I really love this grass. When it first begins to grow, it doesn't have the markings on it. It's not until it gets at least chin high that pale yellow bands start to appear.

The final clump of grass that was cut back was the Molina 'Sky Racer'. It's another grass that I just couldn't live without. The foliage on this grass stays quite low but the blooms shoot up in the sky to form a a thin veil that you can still see through. I used the Felco pruners on this one too, it wasn't very difficult to cut back at all.

Like the other grasses in the garden, this one is due to be divided this year.

BONUS! If you are wondering why I was using hand held tools instead of attacking all the grasses with lopers, well it's because I was looking for treasure in the garden.

My diligence was rewarded, in total I found 6 praying mantis egg cases in the grasses. I've cut them off carefully and stored them outside, in my breezeway. I sent an e-mail to the school offering some of them to any elementary school teacher that would like one.
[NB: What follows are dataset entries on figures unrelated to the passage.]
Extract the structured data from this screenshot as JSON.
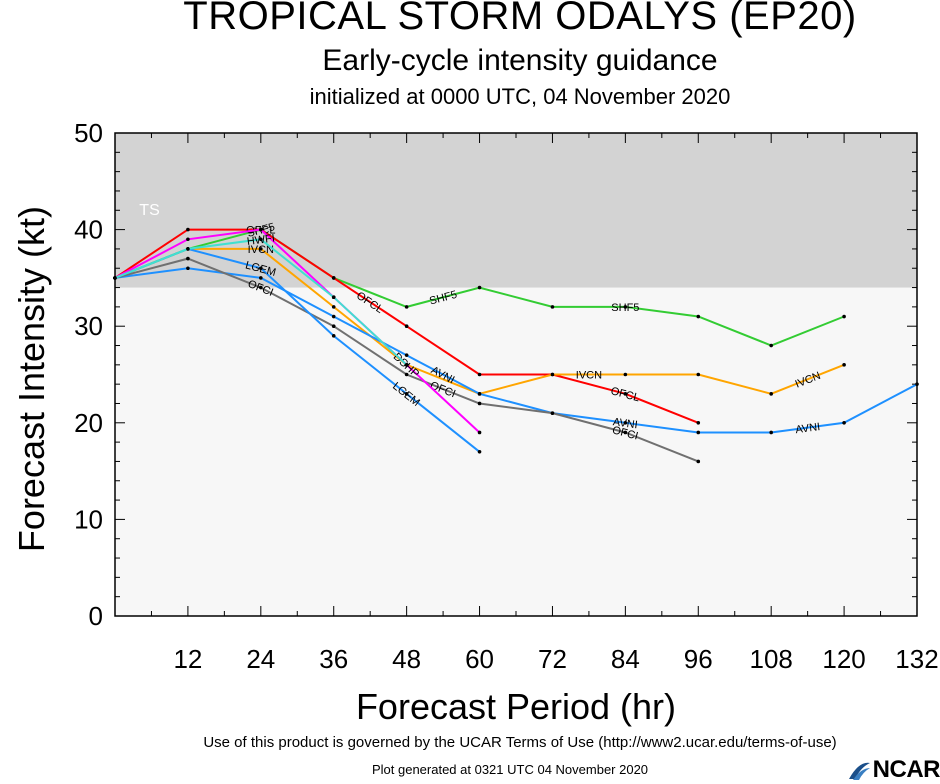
{
  "chart_data": {
    "type": "line",
    "title": "TROPICAL STORM ODALYS (EP20)",
    "subtitle": "Early-cycle intensity guidance",
    "subtitle2": "initialized at 0000 UTC, 04 November 2020",
    "xlabel": "Forecast Period (hr)",
    "ylabel": "Forecast Intensity (kt)",
    "xlim": [
      0,
      132
    ],
    "ylim": [
      0,
      50
    ],
    "xticks": [
      12,
      24,
      36,
      48,
      60,
      72,
      84,
      96,
      108,
      120,
      132
    ],
    "yticks": [
      0,
      10,
      20,
      30,
      40,
      50
    ],
    "band": {
      "label": "TS",
      "from": 34,
      "to": 50,
      "color": "#d3d3d3"
    },
    "below_band_color": "#f7f7f7",
    "series": [
      {
        "name": "SHF5",
        "color": "#33cc33",
        "points": [
          [
            0,
            35
          ],
          [
            12,
            38
          ],
          [
            24,
            40
          ],
          [
            36,
            35
          ],
          [
            48,
            32
          ],
          [
            60,
            34
          ],
          [
            72,
            32
          ],
          [
            84,
            32
          ],
          [
            96,
            31
          ],
          [
            108,
            28
          ],
          [
            120,
            31
          ]
        ],
        "labels": [
          [
            24,
            "SHF5"
          ],
          [
            54,
            "SHF5"
          ],
          [
            84,
            "SHF5"
          ]
        ]
      },
      {
        "name": "OFCL",
        "color": "#ff0000",
        "points": [
          [
            0,
            35
          ],
          [
            12,
            40
          ],
          [
            24,
            40
          ],
          [
            36,
            35
          ],
          [
            48,
            30
          ],
          [
            60,
            25
          ],
          [
            72,
            25
          ],
          [
            84,
            23
          ],
          [
            96,
            20
          ]
        ],
        "labels": [
          [
            24,
            "OFCL"
          ],
          [
            42,
            "OFCL"
          ],
          [
            84,
            "OFCL"
          ]
        ]
      },
      {
        "name": "IVCN",
        "color": "#ffa500",
        "points": [
          [
            0,
            35
          ],
          [
            12,
            38
          ],
          [
            24,
            38
          ],
          [
            36,
            32
          ],
          [
            48,
            26
          ],
          [
            60,
            23
          ],
          [
            72,
            25
          ],
          [
            84,
            25
          ],
          [
            96,
            25
          ],
          [
            108,
            23
          ],
          [
            120,
            26
          ]
        ],
        "labels": [
          [
            24,
            "IVCN"
          ],
          [
            78,
            "IVCN"
          ],
          [
            114,
            "IVCN"
          ]
        ]
      },
      {
        "name": "AVNI",
        "color": "#1e90ff",
        "points": [
          [
            0,
            35
          ],
          [
            12,
            36
          ],
          [
            24,
            35
          ],
          [
            36,
            31
          ],
          [
            48,
            27
          ],
          [
            60,
            23
          ],
          [
            72,
            21
          ],
          [
            84,
            20
          ],
          [
            96,
            19
          ],
          [
            108,
            19
          ],
          [
            120,
            20
          ],
          [
            132,
            24
          ]
        ],
        "labels": [
          [
            54,
            "AVNI"
          ],
          [
            84,
            "AVNI"
          ],
          [
            114,
            "AVNI"
          ]
        ]
      },
      {
        "name": "OFCI",
        "color": "#707070",
        "points": [
          [
            0,
            35
          ],
          [
            12,
            37
          ],
          [
            24,
            34
          ],
          [
            36,
            30
          ],
          [
            48,
            25
          ],
          [
            60,
            22
          ],
          [
            72,
            21
          ],
          [
            84,
            19
          ],
          [
            96,
            16
          ]
        ],
        "labels": [
          [
            24,
            "OFCI"
          ],
          [
            54,
            "OFCI"
          ],
          [
            84,
            "OFCI"
          ]
        ]
      },
      {
        "name": "LGEM",
        "color": "#1e90ff",
        "points": [
          [
            0,
            35
          ],
          [
            12,
            38
          ],
          [
            24,
            36
          ],
          [
            36,
            29
          ],
          [
            48,
            23
          ],
          [
            60,
            17
          ]
        ],
        "labels": [
          [
            24,
            "LGEM"
          ],
          [
            48,
            "LGEM"
          ]
        ]
      },
      {
        "name": "DSHP",
        "color": "#ff00ff",
        "points": [
          [
            0,
            35
          ],
          [
            12,
            39
          ],
          [
            24,
            40
          ],
          [
            36,
            33
          ],
          [
            48,
            26
          ],
          [
            60,
            19
          ]
        ],
        "labels": [
          [
            48,
            "DSHP"
          ]
        ]
      },
      {
        "name": "HWFI",
        "color": "#40e0d0",
        "points": [
          [
            0,
            35
          ],
          [
            12,
            38
          ],
          [
            24,
            39
          ],
          [
            36,
            33
          ],
          [
            48,
            26
          ]
        ],
        "labels": [
          [
            24,
            "HWFI"
          ]
        ]
      }
    ]
  },
  "footer": {
    "terms": "Use of this product is governed by the UCAR Terms of Use (http://www2.ucar.edu/terms-of-use)",
    "generated": "Plot generated at 0321 UTC   04 November 2020",
    "logo": "NCAR"
  }
}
We'll see if anybody takes me up on that offer.

I never did get around to planting peas although I did ready the pots that I plan to plant them in. Today looks like another great gardening day so I hope to squeeze a few hours in out there before the afternoon and evening meetings begin.

Happy digging,


our friend Ben said...

Great photos and good work, Melanie! I always save the mantis cases, too, then tuck them away in my Cultivated Wild Meadow so the little guys can have some privacy while they're growing up.

patientgardener said...

My collection of grasses is only just starting but your look lovely and have encouraged me to get some more.

Jim/ArtofGardening said...

Oh, you could have shown your shorn stumpy grass clumps. No one more than another gardener can appreciate them. But thanks for showing the grasses in full "bloom," they're more inspirational.

Sheila said...

I cut back most of our grasses a few months ago because they became floppy and messy. They look soooo bare and dismal all winter, but they are starting to show signs of new growth, finally.

Sue Ellen said...

Lovely grasses. We like them so much and have several of them. We divided our Morning Light last year. I am in charge of the small plants but my DH takes care of all the big clumps. There is still one not cut down. Guess there is need to define the difference in what makes a "large clump".

Gail said...

Melanie, Thank you for educating me! I hadn't seen mantis cases that I am aware of ...but I never I will. Your grasses are lovely and with such nice treasures...gail

Hoot Owl Hollow Nursery said...

Funny. I just cut mine down yesterday too. I usually do it in the fall, but never got around to it until now. I'd still be putting it off if Hank hadn't offered to help me with it - first time in 15 years of marriage. I used my Felco pruners like always and he experimented with saws and not sure what else. His method might have been a bit faster, but not nearly as neat. I hate leaving any of the cut stuff around because most of my grasses are on a hill and the old leaves are slippery. With about 20 clumps of grass it can get really messy.

Anonymous said...

I'm thrilled to see you back posting more. I've missed you. I don't have grasses yet at the new house but yours look grand. They do make a graceful addition to the garden. Smart and kind of you to save the mantis eggs. Hope they have good appetites.

Victoria said...

That's a good tip about blisters, Melanie. I must remember to do that, rather than plough on and on with the same pair of scissors.